Fear Not, The Double Action Shot!
by Ernest Langdon
The traditional double action pistol, long feared by the competitive shooter, is quickly becoming a force to be reckoned with in some types of competitive pistol shooting. With the growing popularity of IDPA and Production Class in IPSC, the double action pistol is becoming a popular option for competitive shooters around the globe.
But, there has long been a stigma associated with the double action pistol. It has seen very little action in mainstream competition. When you ask shooters why they don’t shoot a double action in competition there are two main reasons that come up. First, it is too hard or too slow to shoot a double action first shot. Second, they don’t like having two different trigger pulls. Lets focus on the first reason for now, the dreaded double action first shot.
To develop speed and accuracy with the double action trigger we need to start with accuracy. The speed will mean nothing if you don’t hit the target. Start by shooting groups in double action only. Your group size and the location of the groups should be the same as your single action groups; that’s the goal anyway. Some shooters will find that with proper technique they can shoot a tighter group in double action than in single action.

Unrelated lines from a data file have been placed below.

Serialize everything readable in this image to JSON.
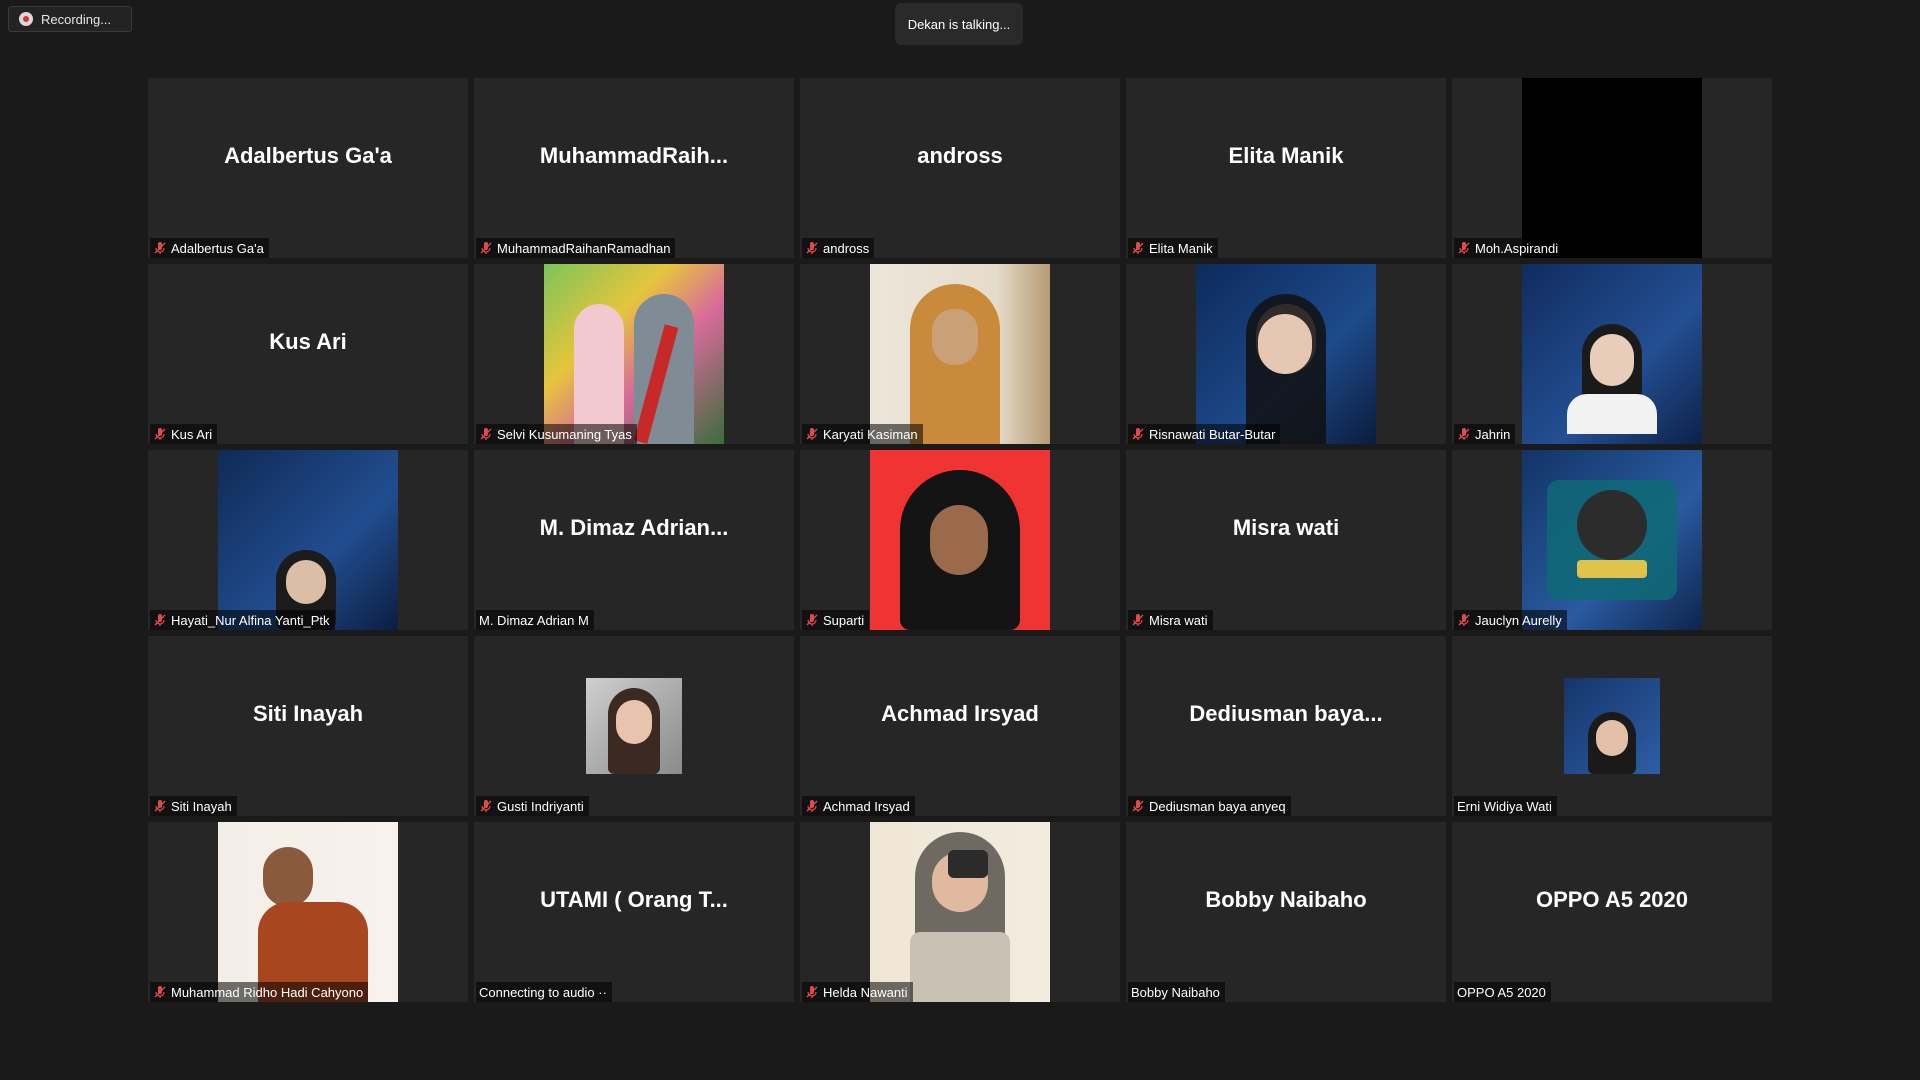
{
  "recording": {
    "label": "Recording..."
  },
  "speaker": {
    "label": "Dekan is talking..."
  },
  "tiles": [
    {
      "big": "Adalbertus Ga'a",
      "label": "Adalbertus Ga'a",
      "muted": true,
      "video": false
    },
    {
      "big": "MuhammadRaih...",
      "label": "MuhammadRaihanRamadhan",
      "muted": true,
      "video": false
    },
    {
      "big": "andross",
      "label": "andross",
      "muted": true,
      "video": false
    },
    {
      "big": "Elita Manik",
      "label": "Elita Manik",
      "muted": true,
      "video": false
    },
    {
      "big": "",
      "label": "Moh.Aspirandi",
      "muted": true,
      "video": true
    },
    {
      "big": "Kus Ari",
      "label": "Kus Ari",
      "muted": true,
      "video": false
    },
    {
      "big": "",
      "label": "Selvi Kusumaning Tyas",
      "muted": true,
      "video": true
    },
    {
      "big": "",
      "label": "Karyati Kasiman",
      "muted": true,
      "video": true
    },
    {
      "big": "",
      "label": "Risnawati Butar-Butar",
      "muted": true,
      "video": true
    },
    {
      "big": "",
      "label": "Jahrin",
      "muted": true,
      "video": true
    },
    {
      "big": "",
      "label": "Hayati_Nur Alfina Yanti_Ptk",
      "muted": true,
      "video": true
    },
    {
      "big": "M. Dimaz Adrian...",
      "label": "M. Dimaz Adrian M",
      "muted": false,
      "video": false
    },
    {
      "big": "",
      "label": "Suparti",
      "muted": true,
      "video": true
    },
    {
      "big": "Misra wati",
      "label": "Misra wati",
      "muted": true,
      "video": false
    },
    {
      "big": "",
      "label": "Jauclyn Aurelly",
      "muted": true,
      "video": true
    },
    {
      "big": "Siti Inayah",
      "label": "Siti Inayah",
      "muted": true,
      "video": false
    },
    {
      "big": "",
      "label": "Gusti Indriyanti",
      "muted": true,
      "video": true
    },
    {
      "big": "Achmad Irsyad",
      "label": "Achmad Irsyad",
      "muted": true,
      "video": false
    },
    {
      "big": "Dediusman  baya...",
      "label": "Dediusman baya anyeq",
      "muted": true,
      "video": false
    },
    {
      "big": "",
      "label": "Erni Widiya Wati",
      "muted": false,
      "video": true
    },
    {
      "big": "",
      "label": "Muhammad Ridho Hadi Cahyono",
      "muted": true,
      "video": true
    },
    {
      "big": "UTAMI ( Orang T...",
      "label": "Connecting to audio ··",
      "muted": false,
      "video": false
    },
    {
      "big": "",
      "label": "Helda Nawanti",
      "muted": true,
      "video": true
    },
    {
      "big": "Bobby Naibaho",
      "label": "Bobby Naibaho",
      "muted": false,
      "video": false
    },
    {
      "big": "OPPO A5 2020",
      "label": "OPPO A5 2020",
      "muted": false,
      "video": false
    }
  ]
}
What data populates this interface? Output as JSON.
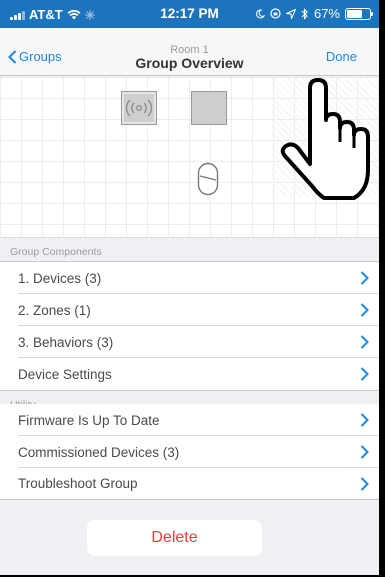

The key to double action accuracy is keeping the trigger moving. Don’t try and stage the trigger to the point right before the hammer drops. This is a bad habit and will cause what is often called “Now Syndrome!” This is when the shooter stages or preps the trigger to the point right before it is going to break, then cleans up the sight picture so it is perfect and tries to make the shot break “NOW.” The “Now Syndrome” almost always causes the sights and the shot to move off the intended target. Keep the sights in your “aiming area” and keep the trigger moving. (Obviously, if the sights move way off or out of your aiming area, stop pulling the trigger) Try and think of the trigger pull as a “trigger stroke,” and pull through with one smooth stroke of the trigger.
At first, shoot at a close target that is fairly large, maybe seven or ten yards and try for a group. As your groups get smaller, move the target back. Don’t be afraid to shoot groups at fifty yards or more. It can’t hurt.
Once you’re confident with your ability to make an accurate double action shot, pick up the pace. Start working on the time it takes to “pull through” the double action trigger stroke. Remember, speed means nothing if you miss the target.
The next step is to start working back to the holster. That’s right, work back to the holster, not from the holster. The next thing to work on is the presentation of the pistol to the target. Start from what is normally called the ready position. This is the point in the draw where the hands come together, just off center to the strong side at the upper part of your abdomen. At this point the pistol should be pointed at the target and the trigger finger is still off the trigger. From this point forward is where you start to gain speed with the double action first shot. From this ready position, every effort should be made to drive the pistol directly to the target. Imagine there is a laser coming out of the barrel and try and put that laser on the target and keep it there until that first shot breaks. (If you have a laser available it can be a great training tool).
As the pistol starts to move forward you should be able to pick up the position of the muzzle in your peripheral vision. As soon as you can see that the muzzle is on target, start pulling the trigger. This is where the speed of the first shot comes from. As the pistol goes out, the trigger comes back. Now it becomes a timing issue. As the pistol goes forward and comes up to your line of sight, you are trying to pull the trigger so that the hammer falls just as you clean up the sight picture. The last one to two inches of the presentation the sights should be almost perfect so if the shot breaks a little early you’re still going to hit the target. This is really no different than what most top shooters do with a single action pistol. They prep the trigger on the way out to the target and try and break the shot just as they clean up the sight picture.
With practice you will find that you can be very aggressive on close targets. Because you can have a lot of deviation in your sight alignment on close targets, you can break the shot very early in the draw stroke with all the accuracy that you need.
Once you feel comfortable with working from the ready position you can start working from the holster. Just like the double action trigger pull, think of the draw as a smooth stroke. Now all you have to do is combine the “draw stroke” with the “trigger stroke” and you will be nailing sub one-second draws in no time.
Once you master the double action first shot you will find you can shoot the traditional double action pistol with a great deal of speed and accuracy. It’s up to you, so get out there and start shooting.
About the author: Ernest Langdon holds the distinction of being the only person ever to win major IDPA national trophies shooting Traditional Double Action, Striker-Fired, and Single-Action pistols. An eleven year combat veteran of of the U.S. Marine Corps and former Chief Instructor at the prestigious USMC High-Risk Personnel School, Langdon now serves as the Director of Military Sales for Smith & Wesson.